« Scientia potentia est » ou, dans le cas qui nous intéresse, « comment expliquer le plus simplement du monde une transmutation invraisemblable ». Loin des histoires de déchirements de couples pour des questions ménagères, Hexvessel a, jusqu’en 2020, officié dans un registre étranger aux choses du metal. Au programme : du folk, du rock, de l’art-rock un peu psyché même, le temps d’un époustouflant When We Are Death sorti en 2016. Les gars savaient donner un certain mysticisme et une certaine lourdeur à leur musique mais, vu de l’extérieur, leur transformation en groupe de black-doom n’a qu’une explication possible…
Le COVID. Oui. Bien sûr. 5G. Nous sachions. Une séquelle à long terme aussi étrange que rarissime. Une blackdoomisation des mœurs. Curieux. Trop alambiquée, comme théorie. Alors qu’il suffit de savoir qui est à bord de cet étrange vaisseau plus ou moins finlandais pour connaître le fin mot de l’histoire. Tous les membres de Hexvessel ont ou ont eu maille à partir avec le metal lors de leur carrière artistique, en premier lieu Mat Kvohst McNerney. Le chanteur du quartet a en effet prêté par le passé son organe vocal à
Dødheismgard - ni plus ni moins ! - et à
Code. En outre, il sait ce que le mot éclectisme veut dire - tout au moins «
eclectism » et «
eklektiikkaa » - puisqu’il chante actuellement chez Grave Pleasures. Tout s’explique, n’est-ce pas ? D’une part, l’on comprend mieux cette subite affinité pour le metal, qui, en fait, n’a rien de subite.
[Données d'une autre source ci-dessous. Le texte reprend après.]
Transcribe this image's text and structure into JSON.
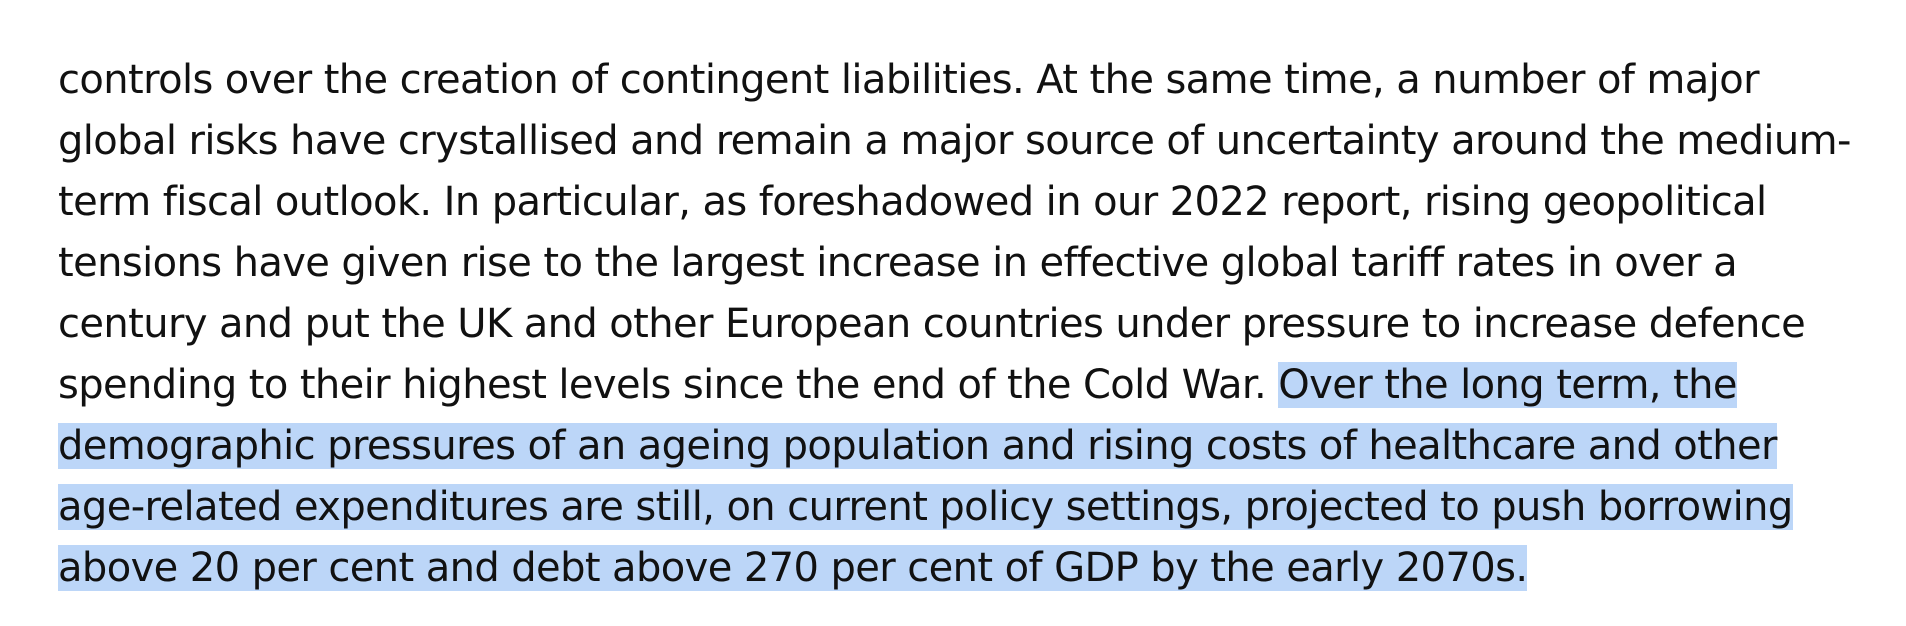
{
  "document": {
    "lines": [
      "controls over the creation of contingent liabilities. At the same time, a number of major",
      "global risks have crystallised and remain a major source of uncertainty around the medium-",
      "term fiscal outlook. In particular, as foreshadowed in our 2022 report, rising geopolitical",
      "tensions have given rise to the largest increase in effective global tariff rates in over a",
      "century and put the UK and other European countries under pressure to increase defence"
    ],
    "line6_plain": "spending to their highest levels since the end of the Cold War. ",
    "line6_selected": "Over the long term, the",
    "selected_lines": [
      "demographic pressures of an ageing population and rising costs of healthcare and other",
      "age-related expenditures are still, on current policy settings, projected to push borrowing",
      "above 20 per cent and debt above 270 per cent of GDP by the early 2070s."
    ],
    "selection_color": "#bcd6f8"
  }
}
D’autre part, l’on saisit également que les gars ne vont pas nous proposer du metal commun, black ou pas black. On oublie donc les
Behemoth,
Regarde Les Hommes Tomber et autres groupes actuellement prisés. Avec ce fascinant
Polar Veil, Hexvessel privilégie l’ambiance à la baston - et divise par mille le nombre de fans potentiels. Une ambiance lugubre, malsaine, poétique et hautement hypnotique, à la manière d’un
Nubivagant ou d’un
Urfaust apaisé.
Au programme, des riffs répétés à l’envi, accompagnés de temps à autre par des nappes de claviers envoûtantes. Le but : nous faire ressentir la magie du froid, de la nuit, de la nature et de l’inéluctable fin de toute chose. Autre atout, et de taille, le chant lyrique mais relativement sobre du maître de cérémonie Mathew, qui utilise un registre assez différent de celui employé pour soutenir les mélodies post-punk de Grave Pleasures. Plus ampoulé, plus théâtral, mais pas trop. Mathew possède le sens du dosage. Nous ne nous trouvons pas à l’Olympia mais quelque part près d’une cabane dans le Montana -telles des versions pacifiques d'Unabomber - à écrire des lettres. Avec ces accords glaciaux plaqués sereinement, ce halo pas plus chaud entourant la voix du frontman et ce refrain accrocheur, "A Cabin in Montana" constitue l’un des meilleurs moments d’un album qui n’en manque pas. "Listen to the River", et sa mélodie fantomatique, flippante et inattendue, surgissant au milieu du titre et "Crepuscular Creatures", plus doom, plus dissonant, mais tout aussi prenant, complètent ce brelan d’as, mais l’ensemble de l’album vaut le coup. Il serait même périlleux d’aller écouter directement ces titres sans avoir commencé par le début, histoire de se laisser prendre par l’atmosphère unique émanant de cet OVNI. Et puis, voyez-vous : cette œuvre est un rituel d’invocation, à n’en point douter, et ne pas le respecter pourrait vous conduire à faire des rencontres désagréables. Très désagréables. À bon entendeur, salut…
Polar Veil marque un tournant dans la carrière d’Hexvessel. Un virage en forme d’épingle même. Mais étant donné le pedigree de ses membres, la formation finlandaise a-t-elle réellement pris un risque ? Ou tout était-il déjà écrit dans le Grand Livre ? Indépendamment des considérations métaphysiques qui, inévitablement, se bousculent dans notre tête à l’écoute d’une telle œuvre, je vous conseille de découvrir ces paysages musicaux froids, magnifiques, magiques. Du black atmo de très grande qualité.